Adjust your Lens – Focus on “Life” Skills
Childhood, the most initial phase of our lives, is marked by fertile imagination, curiosity and love for experimentation. Ironically, every unique scientific mind is judged on the same radar, and we restrict what we are supposed to embrace.
Children are perceived as empty vessels to be filled with the curriculum. The approach is content-centric and lays stress on memorization through discipline. Parents constantly contemplate regarding their kids future and perceive all their self-directed activities with other children as a waste of time. So, without wasting much time let’s talk about the future.
‘Future of Jobs Report’ by the World Economic Forum has listed the top ten skills required for jobs in the year 2020:
1. Complex Problem Solving
2. Critical Thinking
4. People Management
5. Coordinating with others
6. Emotional Intelligence
7. Judgement and Decision Making
8. Service Orientation
10. Cognitive Flexibility
An interconnected dynamic digital world growing at an exponential speed will require individuals to switch jobs and re-invent themselves now and then.
An informative report but quite daunting as it gives rise to a question:
“How can we foster these essential skills among children?”
The answer is straightforward- engage kids in playful activities. As stated in “Learning through Play”, a report by the LEGO Foundation in support of UNICEF, the first eight years of our lives play the most crucial role and build a sturdy foundation for adulthood. Playful activities should be meaningful, joyful, actively engaging, iterative and socially interactive — one big round of applause to researchers for putting constraints on playful activities.
Furthermore, the report also highlights obstacles to integrating play into early learning school systems:
- Lack of understanding of the value of play
- Parental or caregiver misconceptions
- Curriculum and early learning standards do not address play.
- Lack of teacher professional development that focuses on learning through play
- Large class sizes that limit children’s freedom to play
We’ll tackle these obstacles later because, as per my calculation, toddlers and primary school kids won’t take up jobs in the year 2020.

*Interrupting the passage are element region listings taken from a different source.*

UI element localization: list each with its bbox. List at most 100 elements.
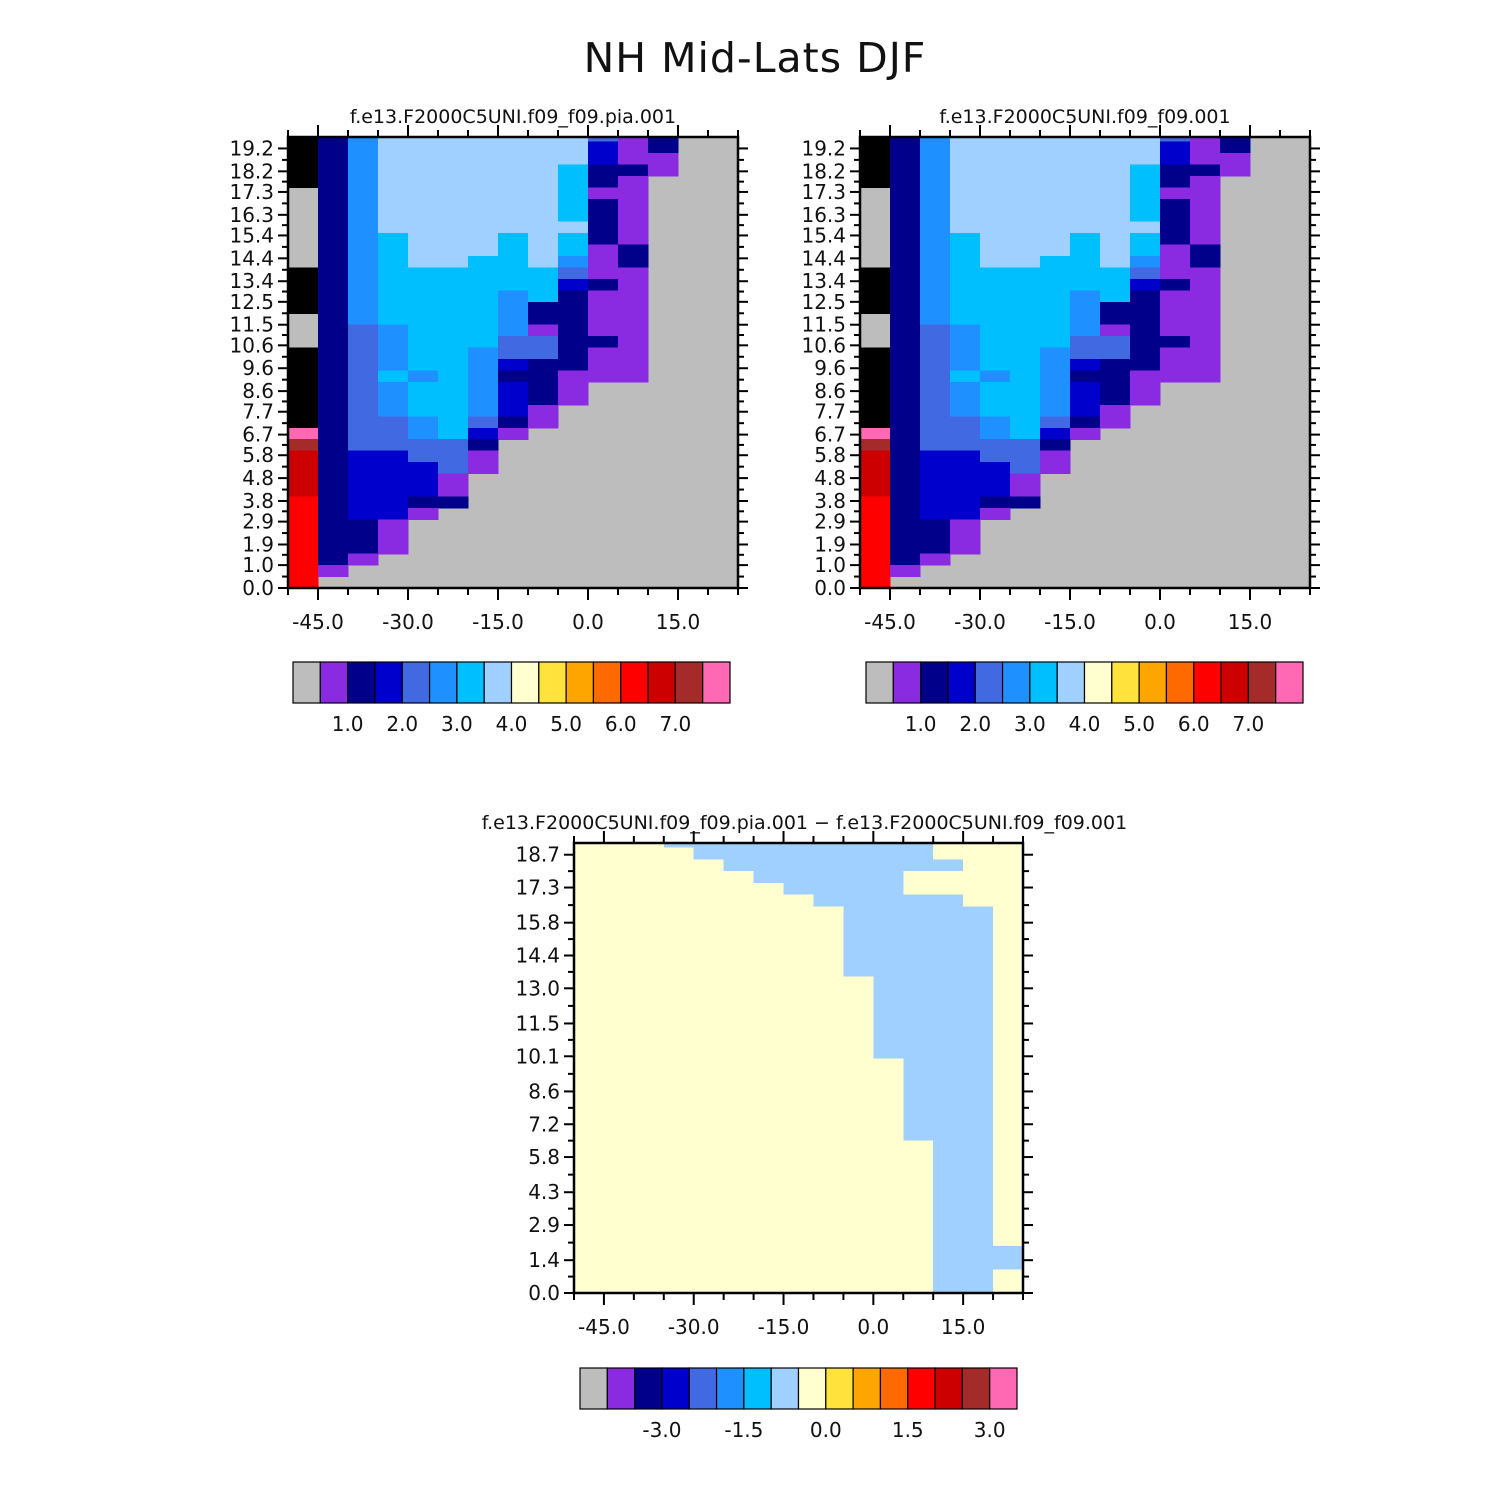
heatmap-cell — [963, 964, 994, 978]
heatmap-cell — [843, 1070, 874, 1083]
heatmap-cell — [993, 929, 1024, 943]
heatmap-cell — [1070, 256, 1101, 269]
heatmap-cell — [993, 1187, 1024, 1200]
heatmap-cell — [1070, 393, 1101, 406]
heatmap-cell — [1070, 381, 1101, 395]
heatmap-cell — [663, 1035, 695, 1048]
heatmap-cell — [903, 859, 934, 872]
heatmap-cell — [963, 1082, 994, 1095]
heatmap-cell — [574, 1023, 605, 1036]
heatmap-cell — [348, 484, 379, 498]
heatmap-cell — [498, 404, 529, 417]
heatmap-cell — [1190, 233, 1221, 246]
heatmap-cell — [993, 1246, 1024, 1259]
heatmap-cell — [1130, 324, 1161, 337]
heatmap-cell — [933, 843, 964, 849]
heatmap-cell — [860, 153, 891, 166]
heatmap-cell — [693, 843, 725, 849]
heatmap-cell — [980, 473, 1011, 486]
heatmap-cell — [1160, 187, 1191, 200]
heatmap-cell — [633, 1128, 665, 1142]
heatmap-cell — [574, 1210, 605, 1224]
colorbar-box — [1056, 661, 1086, 704]
heatmap-cell — [618, 336, 649, 349]
heatmap-cell — [408, 404, 439, 417]
heatmap-cell — [348, 519, 379, 532]
heatmap-cell — [1010, 313, 1041, 326]
heatmap-cell — [963, 1175, 994, 1189]
heatmap-cell — [843, 1011, 874, 1025]
heatmap-cell — [903, 1023, 934, 1036]
heatmap-cell — [438, 473, 469, 486]
heatmap-cell — [1130, 347, 1161, 360]
x-tick-label: -15.0 — [758, 1315, 810, 1339]
heatmap-cell — [528, 347, 559, 360]
heatmap-cell — [753, 1199, 785, 1212]
heatmap-cell — [813, 976, 844, 989]
heatmap-cell — [873, 1140, 904, 1153]
heatmap-cell — [288, 553, 319, 566]
heatmap-cell — [618, 301, 649, 314]
heatmap-cell — [693, 1082, 725, 1095]
heatmap-cell — [873, 1257, 904, 1271]
heatmap-cell — [993, 1175, 1024, 1189]
y-tick-label: 13.4 — [801, 269, 846, 293]
heatmap-cell — [903, 1281, 934, 1294]
heatmap-cell — [408, 267, 439, 280]
heatmap-cell — [633, 1070, 665, 1083]
heatmap-cell — [873, 882, 904, 896]
heatmap-cell — [348, 336, 379, 349]
heatmap-cell — [920, 256, 951, 269]
heatmap-cell — [1040, 347, 1071, 360]
heatmap-cell — [498, 381, 529, 395]
x-tick-label: -30.0 — [668, 1315, 720, 1339]
heatmap-cell — [993, 894, 1024, 907]
heatmap-cell — [378, 450, 409, 463]
heatmap-cell — [903, 1070, 934, 1083]
heatmap-cell — [890, 153, 921, 166]
heatmap-cell — [528, 233, 559, 246]
heatmap-cell — [933, 1222, 964, 1236]
heatmap-cell — [468, 416, 499, 429]
heatmap-cell — [618, 141, 649, 154]
heatmap-cell — [498, 370, 529, 383]
heatmap-cell — [1100, 198, 1131, 211]
heatmap-cell — [963, 1281, 994, 1294]
heatmap-cell — [663, 1140, 695, 1153]
heatmap-cell — [963, 894, 994, 907]
heatmap-cell — [1010, 198, 1041, 211]
heatmap-cell — [1190, 267, 1221, 280]
heatmap-cell — [950, 164, 981, 177]
colorbar-box — [456, 661, 485, 704]
heatmap-cell — [408, 137, 439, 143]
heatmap-cell — [1070, 221, 1101, 234]
heatmap-cell — [783, 1082, 815, 1095]
heatmap-cell — [1040, 221, 1071, 234]
heatmap-cell — [920, 473, 951, 486]
heatmap-cell — [528, 153, 559, 166]
heatmap-cell — [574, 871, 605, 884]
heatmap-cell — [378, 484, 409, 498]
heatmap-cell — [558, 153, 589, 166]
heatmap-cell — [723, 953, 755, 966]
heatmap-cell — [318, 141, 349, 154]
heatmap-cell — [348, 198, 379, 211]
heatmap-cell — [723, 964, 755, 978]
heatmap-cell — [890, 324, 921, 337]
heatmap-cell — [1070, 164, 1101, 177]
heatmap-cell — [873, 953, 904, 966]
heatmap-cell — [783, 859, 815, 872]
heatmap-cell — [1190, 198, 1221, 211]
colorbar-label: 3.0 — [1014, 712, 1046, 736]
heatmap-cell — [663, 918, 695, 931]
heatmap-cell — [890, 370, 921, 383]
heatmap-cell — [1130, 198, 1161, 211]
heatmap-cell — [890, 496, 921, 509]
heatmap-cell — [633, 1035, 665, 1048]
heatmap-cell — [783, 1164, 815, 1177]
heatmap-cell — [1190, 278, 1221, 291]
heatmap-cell — [860, 164, 891, 177]
heatmap-cell — [963, 918, 994, 931]
heatmap-cell — [348, 359, 379, 372]
heatmap-cell — [633, 1140, 665, 1153]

Let’s divert our attention to another scary revelation: As per the Torrance test of creative thinking, 98% of children in kindergarten are “creative geniuses”. By the age of 25, only 3% can retain their natural form all thanks to the chalk-and-talk learning approach.
That means 97 per cent uncreative and passive minds (as per the research) are in the making.
Generation Z, born from the mid-90s tothe early 2000s, living on their laptops and smartphones receive much flak. Minimum eight hours of school, unlimited home assignments, standardized tests and extra-curricular activities where they are leashed in safety equipment. Finally, eager to unfold a new world, polished intellects learn that they were better when they were raw.
Obstacles in the early learning systems and gaps in the formal education systems have failed children and adolescents.
A popular solution to the problem is limiting their screen time,Tech-Titan Steve Jobs used to practice this at home (as reported in the New York Times, 2014).
A better approach to the problem would be channelizing their screen time by opting for online schooling. Online schooling allows students to pursue their interests and co-author their education rather than just being at the receiving end. Online learners get ample time for self-directed and unstructured playful activities to furnish their true potential.
Teenagers’ ability to juggle and multitask can bring out the best in the virtual and physical world. Development of creative and cognitive skills can harness the immense potential of technological advancements. Shubham Banerjee became an entrepreneur, at the age of 13, by inventing a Do-It-Yourself 3D Braille Printer. Generation Z can save the world as they belong to the best of both the worlds. All the concerned parents and educators need to think beyond gross generalizations and give their kids a sense of danger to keep them safe.